Il laissait son œuvre éparse : chansons imprimées avec la musique, poèmes imprimés, la plupart faisant partie de la Chanson d’un gâs qu’a mal tourné. Pas d’inédits, du moins à ce que peut savoir son éditeur.

A-t-il si mal tourné, ce « gâs » qui a quitté la Beauce et ses auberges à rouliers pour Paris et ses cabarets à chansons ? Mettant son inspiration en coupe réglée, asservissant sa vie à une stricte discipline, serait-il devenu « le gâs qu’a bien tourné », capable d’acheter, lui aussi, un château en Orléanais après en avoir bâti d’autres en Espagne ? Eût-il mieux fait de ne pas quitter Meung ? Interrogations superflues.
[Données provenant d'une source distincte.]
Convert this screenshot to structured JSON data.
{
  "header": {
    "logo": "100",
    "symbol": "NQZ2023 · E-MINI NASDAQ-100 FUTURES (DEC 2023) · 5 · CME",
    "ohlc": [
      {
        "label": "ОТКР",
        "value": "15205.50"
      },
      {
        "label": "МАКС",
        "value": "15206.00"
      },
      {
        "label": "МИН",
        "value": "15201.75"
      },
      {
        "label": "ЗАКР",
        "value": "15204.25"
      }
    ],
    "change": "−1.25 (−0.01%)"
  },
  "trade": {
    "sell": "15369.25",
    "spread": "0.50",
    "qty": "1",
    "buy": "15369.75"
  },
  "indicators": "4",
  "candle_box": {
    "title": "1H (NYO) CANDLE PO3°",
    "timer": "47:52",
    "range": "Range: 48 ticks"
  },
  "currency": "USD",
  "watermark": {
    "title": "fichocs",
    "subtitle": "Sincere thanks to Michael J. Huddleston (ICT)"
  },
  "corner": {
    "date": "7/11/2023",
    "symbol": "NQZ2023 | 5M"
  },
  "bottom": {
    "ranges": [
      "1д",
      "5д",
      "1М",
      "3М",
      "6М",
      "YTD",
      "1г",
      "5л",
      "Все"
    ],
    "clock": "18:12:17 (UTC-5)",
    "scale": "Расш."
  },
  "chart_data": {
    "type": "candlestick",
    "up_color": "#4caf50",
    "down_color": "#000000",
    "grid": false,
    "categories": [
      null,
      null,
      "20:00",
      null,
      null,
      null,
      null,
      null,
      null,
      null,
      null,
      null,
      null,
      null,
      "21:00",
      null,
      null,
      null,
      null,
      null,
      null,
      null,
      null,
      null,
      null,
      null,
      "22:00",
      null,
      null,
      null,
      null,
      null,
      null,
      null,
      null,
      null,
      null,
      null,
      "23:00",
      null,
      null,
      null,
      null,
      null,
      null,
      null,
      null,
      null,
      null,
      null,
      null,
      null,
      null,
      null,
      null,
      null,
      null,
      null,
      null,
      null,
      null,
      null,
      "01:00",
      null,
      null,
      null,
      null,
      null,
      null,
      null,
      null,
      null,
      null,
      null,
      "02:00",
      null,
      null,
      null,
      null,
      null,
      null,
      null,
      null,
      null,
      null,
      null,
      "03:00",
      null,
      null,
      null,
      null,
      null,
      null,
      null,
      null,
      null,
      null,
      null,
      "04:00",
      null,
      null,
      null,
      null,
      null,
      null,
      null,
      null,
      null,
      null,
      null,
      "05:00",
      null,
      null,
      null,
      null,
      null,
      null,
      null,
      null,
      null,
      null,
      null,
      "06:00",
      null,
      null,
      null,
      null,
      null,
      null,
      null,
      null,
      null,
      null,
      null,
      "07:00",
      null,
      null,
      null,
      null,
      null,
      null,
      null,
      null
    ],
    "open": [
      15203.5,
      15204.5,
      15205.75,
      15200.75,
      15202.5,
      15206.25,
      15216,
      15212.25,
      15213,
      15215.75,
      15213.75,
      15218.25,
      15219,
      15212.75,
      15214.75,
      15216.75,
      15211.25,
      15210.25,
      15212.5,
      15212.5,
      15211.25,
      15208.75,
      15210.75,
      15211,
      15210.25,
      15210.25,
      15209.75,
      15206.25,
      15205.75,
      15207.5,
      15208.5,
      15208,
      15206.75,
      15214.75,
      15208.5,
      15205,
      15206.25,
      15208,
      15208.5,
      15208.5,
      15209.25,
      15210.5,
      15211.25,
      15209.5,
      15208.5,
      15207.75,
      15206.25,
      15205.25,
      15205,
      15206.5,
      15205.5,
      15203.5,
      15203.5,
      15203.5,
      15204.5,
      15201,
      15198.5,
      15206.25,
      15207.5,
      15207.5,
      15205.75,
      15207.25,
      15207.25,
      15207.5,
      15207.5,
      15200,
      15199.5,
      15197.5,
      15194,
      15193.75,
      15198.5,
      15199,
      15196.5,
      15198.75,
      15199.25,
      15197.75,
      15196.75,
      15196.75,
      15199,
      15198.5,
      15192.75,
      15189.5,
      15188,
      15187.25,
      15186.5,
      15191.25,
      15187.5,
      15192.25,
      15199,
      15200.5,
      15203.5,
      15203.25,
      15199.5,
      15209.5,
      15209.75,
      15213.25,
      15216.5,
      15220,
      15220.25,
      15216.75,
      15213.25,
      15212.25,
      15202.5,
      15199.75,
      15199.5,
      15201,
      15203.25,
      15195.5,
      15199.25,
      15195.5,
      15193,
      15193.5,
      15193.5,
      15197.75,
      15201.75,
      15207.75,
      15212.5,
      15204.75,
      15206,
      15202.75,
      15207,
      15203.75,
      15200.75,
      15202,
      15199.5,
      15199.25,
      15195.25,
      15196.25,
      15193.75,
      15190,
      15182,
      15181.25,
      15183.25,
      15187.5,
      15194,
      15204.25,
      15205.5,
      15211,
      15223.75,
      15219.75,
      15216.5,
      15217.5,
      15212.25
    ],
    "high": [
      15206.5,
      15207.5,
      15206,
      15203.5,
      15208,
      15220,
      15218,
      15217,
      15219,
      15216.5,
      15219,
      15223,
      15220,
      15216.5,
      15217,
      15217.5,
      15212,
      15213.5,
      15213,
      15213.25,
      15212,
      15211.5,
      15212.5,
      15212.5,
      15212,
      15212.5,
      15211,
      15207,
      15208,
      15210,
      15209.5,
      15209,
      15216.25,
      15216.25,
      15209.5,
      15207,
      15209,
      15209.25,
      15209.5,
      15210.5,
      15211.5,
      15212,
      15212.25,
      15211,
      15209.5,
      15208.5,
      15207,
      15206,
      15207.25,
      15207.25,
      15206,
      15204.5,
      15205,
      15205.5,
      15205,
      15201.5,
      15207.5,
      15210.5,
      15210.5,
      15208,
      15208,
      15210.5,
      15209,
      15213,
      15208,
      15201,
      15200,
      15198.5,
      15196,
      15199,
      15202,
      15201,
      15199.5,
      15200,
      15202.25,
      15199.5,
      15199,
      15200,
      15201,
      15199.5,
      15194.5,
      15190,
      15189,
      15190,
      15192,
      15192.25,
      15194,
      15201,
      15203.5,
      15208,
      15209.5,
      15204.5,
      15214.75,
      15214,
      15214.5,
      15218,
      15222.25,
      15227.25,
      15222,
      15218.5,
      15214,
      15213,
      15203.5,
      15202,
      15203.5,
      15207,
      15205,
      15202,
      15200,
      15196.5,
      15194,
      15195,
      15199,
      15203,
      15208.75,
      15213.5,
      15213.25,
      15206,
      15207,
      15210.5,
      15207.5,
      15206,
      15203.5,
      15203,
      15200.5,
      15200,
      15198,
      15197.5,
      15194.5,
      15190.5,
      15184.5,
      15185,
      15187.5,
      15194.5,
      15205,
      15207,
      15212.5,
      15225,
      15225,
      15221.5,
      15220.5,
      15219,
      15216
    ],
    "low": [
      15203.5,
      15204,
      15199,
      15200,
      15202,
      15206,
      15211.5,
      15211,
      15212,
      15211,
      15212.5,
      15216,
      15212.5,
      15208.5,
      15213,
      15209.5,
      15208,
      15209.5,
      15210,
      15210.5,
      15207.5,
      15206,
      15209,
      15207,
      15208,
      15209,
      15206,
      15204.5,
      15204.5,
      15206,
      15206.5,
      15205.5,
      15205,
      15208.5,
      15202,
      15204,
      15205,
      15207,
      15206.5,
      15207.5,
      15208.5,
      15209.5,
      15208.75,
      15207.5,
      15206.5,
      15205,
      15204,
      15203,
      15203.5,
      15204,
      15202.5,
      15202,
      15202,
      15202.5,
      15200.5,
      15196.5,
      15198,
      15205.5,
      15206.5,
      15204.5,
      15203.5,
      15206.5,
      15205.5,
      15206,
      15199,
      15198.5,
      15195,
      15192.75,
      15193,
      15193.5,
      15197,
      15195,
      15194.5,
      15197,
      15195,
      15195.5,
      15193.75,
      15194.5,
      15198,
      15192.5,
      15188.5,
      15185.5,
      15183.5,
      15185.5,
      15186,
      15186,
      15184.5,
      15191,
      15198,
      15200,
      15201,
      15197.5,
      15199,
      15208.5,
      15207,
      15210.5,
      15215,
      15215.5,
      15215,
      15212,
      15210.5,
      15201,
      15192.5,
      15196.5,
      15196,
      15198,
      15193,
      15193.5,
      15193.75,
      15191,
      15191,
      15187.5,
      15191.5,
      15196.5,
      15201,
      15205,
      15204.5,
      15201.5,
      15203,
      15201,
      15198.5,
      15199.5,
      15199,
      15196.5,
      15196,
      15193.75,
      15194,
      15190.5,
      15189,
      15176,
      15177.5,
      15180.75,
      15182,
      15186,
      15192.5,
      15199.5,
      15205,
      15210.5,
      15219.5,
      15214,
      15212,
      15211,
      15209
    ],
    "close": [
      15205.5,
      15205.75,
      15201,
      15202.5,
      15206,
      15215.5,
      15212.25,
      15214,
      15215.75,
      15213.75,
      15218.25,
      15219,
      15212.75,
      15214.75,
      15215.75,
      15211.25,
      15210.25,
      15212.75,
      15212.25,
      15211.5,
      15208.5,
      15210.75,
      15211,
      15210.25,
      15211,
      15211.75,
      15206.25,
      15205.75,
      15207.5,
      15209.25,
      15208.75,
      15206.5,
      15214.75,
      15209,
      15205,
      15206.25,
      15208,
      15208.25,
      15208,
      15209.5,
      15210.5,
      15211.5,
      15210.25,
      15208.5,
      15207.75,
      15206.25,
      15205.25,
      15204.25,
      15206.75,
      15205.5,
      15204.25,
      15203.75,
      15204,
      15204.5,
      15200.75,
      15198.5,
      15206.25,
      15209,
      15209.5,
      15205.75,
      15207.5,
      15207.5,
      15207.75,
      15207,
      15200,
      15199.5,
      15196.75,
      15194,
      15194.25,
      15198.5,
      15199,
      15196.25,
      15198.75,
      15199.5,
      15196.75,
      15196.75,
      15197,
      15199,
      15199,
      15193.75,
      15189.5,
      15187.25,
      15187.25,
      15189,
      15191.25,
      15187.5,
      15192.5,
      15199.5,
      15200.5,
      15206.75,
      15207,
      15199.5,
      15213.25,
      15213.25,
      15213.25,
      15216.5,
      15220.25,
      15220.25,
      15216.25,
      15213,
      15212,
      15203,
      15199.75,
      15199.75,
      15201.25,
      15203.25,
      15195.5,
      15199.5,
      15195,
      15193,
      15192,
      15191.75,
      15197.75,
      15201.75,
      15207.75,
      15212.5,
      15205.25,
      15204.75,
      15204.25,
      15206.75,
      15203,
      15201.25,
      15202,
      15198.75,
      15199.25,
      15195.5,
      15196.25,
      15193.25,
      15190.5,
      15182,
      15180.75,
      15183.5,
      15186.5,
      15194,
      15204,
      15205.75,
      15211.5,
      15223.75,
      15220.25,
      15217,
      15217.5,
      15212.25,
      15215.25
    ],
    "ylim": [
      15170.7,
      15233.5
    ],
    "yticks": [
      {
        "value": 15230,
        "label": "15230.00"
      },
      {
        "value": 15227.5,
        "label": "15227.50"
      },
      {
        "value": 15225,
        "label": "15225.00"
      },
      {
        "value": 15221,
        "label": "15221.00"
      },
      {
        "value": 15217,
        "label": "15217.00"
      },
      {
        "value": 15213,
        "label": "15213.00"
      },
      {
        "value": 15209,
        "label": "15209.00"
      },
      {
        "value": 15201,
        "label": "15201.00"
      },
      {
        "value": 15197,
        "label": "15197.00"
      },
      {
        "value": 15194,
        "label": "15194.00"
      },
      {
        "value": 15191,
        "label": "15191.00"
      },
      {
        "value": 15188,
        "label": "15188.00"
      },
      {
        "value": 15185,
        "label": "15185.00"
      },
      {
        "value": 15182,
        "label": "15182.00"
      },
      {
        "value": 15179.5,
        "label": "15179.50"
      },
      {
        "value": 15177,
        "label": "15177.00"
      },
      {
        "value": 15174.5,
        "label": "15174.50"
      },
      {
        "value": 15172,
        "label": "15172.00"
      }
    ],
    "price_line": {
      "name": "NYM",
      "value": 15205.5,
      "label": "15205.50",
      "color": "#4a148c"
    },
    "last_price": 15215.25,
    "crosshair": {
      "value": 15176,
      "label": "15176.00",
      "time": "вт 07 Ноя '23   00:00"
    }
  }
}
La vie de Couté ne pouvait être différente. De toute évidence il lui répugnait de s’atteler à une besogne régulière ; dans ce sens il ne vint à Paris que pour ajouter une unité à l’armée des réfractaires. Il est mort trop jeune, certes, pour qu’on puisse affirmer qu’il se soit réalisé vraiment, mais la mesure n’est pas médiocre que, sur un certain plan, il a donnée de lui-même. De cette autre possibilité encore nous n’avons pas à tenir compte. Nous avons ce qu’il a laissé : il ne s’agit que de cela.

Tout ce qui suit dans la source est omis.